- Directed by: Frank Reicher
- Screenplay by: Agnes and Egerton Castle (novel) Channing Pollock (play) William C. deMille
- Produced by: Jesse L. Lasky
- Starring: Cleo Ridgely Blanche Sweet Edward MacKay Gertrude Kellar Carlyle Blackwell Theodore Roberts
- Cinematography: Homer Scott Walter Stradling
- Production company: Jesse L. Lasky Feature Play Company
- Distributed by: Paramount Pictures
- Release date: August 9, 1915;
- Country: United States
- Language: English

= The Secret Orchard =

1915 film by Frank Reicher

The Secret Orchard is a 1915 American drama silent film directed by Frank Reicher and written by Channing Pollock and William C. deMille.

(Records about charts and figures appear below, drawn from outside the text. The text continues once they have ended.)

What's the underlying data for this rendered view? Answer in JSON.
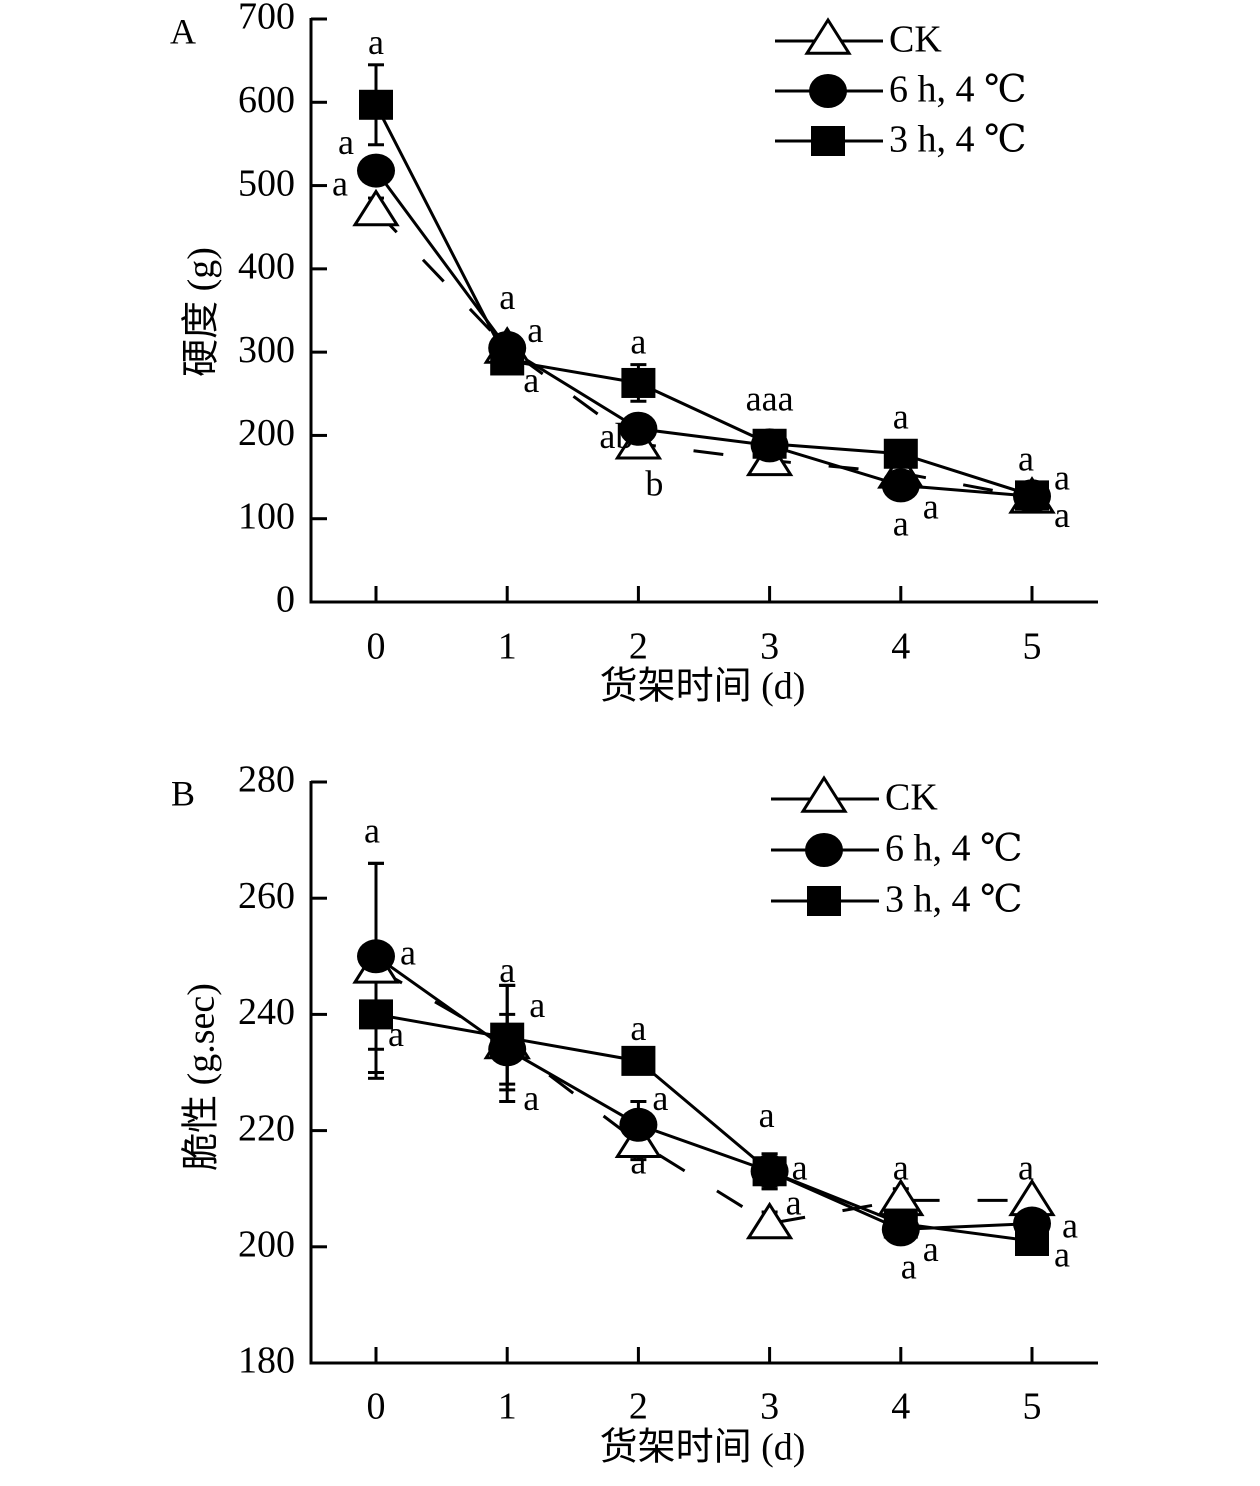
{
  "chart_data": [
    {
      "type": "line",
      "panel_label": "A",
      "title": "",
      "xlabel": "货架时间 (d)",
      "ylabel": "硬度 (g)",
      "x": [
        0,
        1,
        2,
        3,
        4,
        5
      ],
      "x_tick_labels": [
        "0",
        "1",
        "2",
        "3",
        "4",
        "5"
      ],
      "ylim": [
        0,
        700
      ],
      "y_ticks": [
        0,
        100,
        200,
        300,
        400,
        500,
        600,
        700
      ],
      "y_tick_labels": [
        "0",
        "100",
        "200",
        "300",
        "400",
        "500",
        "600",
        "700"
      ],
      "grid": false,
      "legend_position": "top-right",
      "series": [
        {
          "name": "CK",
          "marker": "open-triangle",
          "line_style": "dashed",
          "values": [
            470,
            305,
            190,
            170,
            155,
            125
          ],
          "errors": [
            15,
            15,
            15,
            10,
            10,
            8
          ]
        },
        {
          "name": "6 h, 4 ℃",
          "marker": "filled-circle",
          "line_style": "solid",
          "values": [
            518,
            305,
            208,
            188,
            140,
            127
          ],
          "errors": [
            15,
            15,
            15,
            10,
            10,
            8
          ]
        },
        {
          "name": "3 h, 4 ℃",
          "marker": "filled-square",
          "line_style": "solid",
          "values": [
            597,
            290,
            263,
            190,
            178,
            128
          ],
          "errors": [
            48,
            15,
            22,
            10,
            10,
            8
          ]
        }
      ],
      "annotations": [
        {
          "text": "a",
          "x": 0,
          "y": 668
        },
        {
          "text": "a",
          "x": 0,
          "y": 548
        },
        {
          "text": "a",
          "x": 0,
          "y": 498
        },
        {
          "text": "a",
          "x": 1,
          "y": 362
        },
        {
          "text": "a",
          "x": 1,
          "y": 322
        },
        {
          "text": "a",
          "x": 1,
          "y": 262
        },
        {
          "text": "a",
          "x": 2,
          "y": 308
        },
        {
          "text": "ab",
          "x": 2,
          "y": 195
        },
        {
          "text": "b",
          "x": 2,
          "y": 138
        },
        {
          "text": "aaa",
          "x": 3,
          "y": 240
        },
        {
          "text": "a",
          "x": 4,
          "y": 218
        },
        {
          "text": "a",
          "x": 4,
          "y": 110
        },
        {
          "text": "a",
          "x": 4,
          "y": 90
        },
        {
          "text": "a",
          "x": 5,
          "y": 168
        },
        {
          "text": "a",
          "x": 5,
          "y": 145
        },
        {
          "text": "a",
          "x": 5,
          "y": 100
        }
      ]
    },
    {
      "type": "line",
      "panel_label": "B",
      "title": "",
      "xlabel": "货架时间 (d)",
      "ylabel": "脆性 (g.sec)",
      "x": [
        0,
        1,
        2,
        3,
        4,
        5
      ],
      "x_tick_labels": [
        "0",
        "1",
        "2",
        "3",
        "4",
        "5"
      ],
      "ylim": [
        180,
        280
      ],
      "y_ticks": [
        180,
        200,
        220,
        240,
        260,
        280
      ],
      "y_tick_labels": [
        "180",
        "200",
        "220",
        "240",
        "260",
        "280"
      ],
      "grid": false,
      "legend_position": "top-right",
      "series": [
        {
          "name": "CK",
          "marker": "open-triangle",
          "line_style": "dashed",
          "values": [
            248,
            235,
            218,
            204,
            208,
            208
          ],
          "errors": [
            18,
            10,
            3,
            2,
            2,
            1
          ]
        },
        {
          "name": "6 h, 4 ℃",
          "marker": "filled-circle",
          "line_style": "solid",
          "values": [
            250,
            234,
            221,
            213,
            203,
            204
          ],
          "errors": [
            16,
            6,
            4,
            3,
            2,
            1
          ]
        },
        {
          "name": "3 h, 4 ℃",
          "marker": "filled-square",
          "line_style": "solid",
          "values": [
            240,
            236,
            232,
            213,
            204,
            201
          ],
          "errors": [
            11,
            9,
            1,
            3,
            1,
            1
          ]
        }
      ],
      "annotations": [
        {
          "text": "a",
          "x": 0,
          "y": 271
        },
        {
          "text": "a",
          "x": 0,
          "y": 250
        },
        {
          "text": "a",
          "x": 0,
          "y": 236
        },
        {
          "text": "a",
          "x": 1,
          "y": 247
        },
        {
          "text": "a",
          "x": 1,
          "y": 241
        },
        {
          "text": "a",
          "x": 1,
          "y": 225
        },
        {
          "text": "a",
          "x": 2,
          "y": 237
        },
        {
          "text": "a",
          "x": 2,
          "y": 225
        },
        {
          "text": "a",
          "x": 2,
          "y": 214
        },
        {
          "text": "a",
          "x": 3,
          "y": 222
        },
        {
          "text": "a",
          "x": 3,
          "y": 213
        },
        {
          "text": "a",
          "x": 3,
          "y": 207
        },
        {
          "text": "a",
          "x": 4,
          "y": 213
        },
        {
          "text": "a",
          "x": 4,
          "y": 199
        },
        {
          "text": "a",
          "x": 4,
          "y": 196
        },
        {
          "text": "a",
          "x": 5,
          "y": 213
        },
        {
          "text": "a",
          "x": 5,
          "y": 203
        },
        {
          "text": "a",
          "x": 5,
          "y": 198
        }
      ]
    }
  ]
}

The film stars Cleo Ridgely, Blanche Sweet, Edward MacKay, Gertrude Kellar, Carlyle Blackwell and Theodore Roberts. The film was released on August 9, 1915, by Paramount Pictures.

== Cast ==
- Cleo Ridgely as Cora May
- Blanche Sweet as Diane
- Edward MacKay as Duke of Cluny
- Gertrude Kellar as Helen, Duchess of Cluny
- Carlyle Blackwell as Lt. Dodd
- Theodore Roberts as Favereau
- Cynthia Williams as Diane, age four
- Marjorie Daw as Nanette
- Loyola O'Connor as Nanette's mother
- Sydney Deane as Nanette's father

==Preservation==
The Secret Orchard is considered a lost film.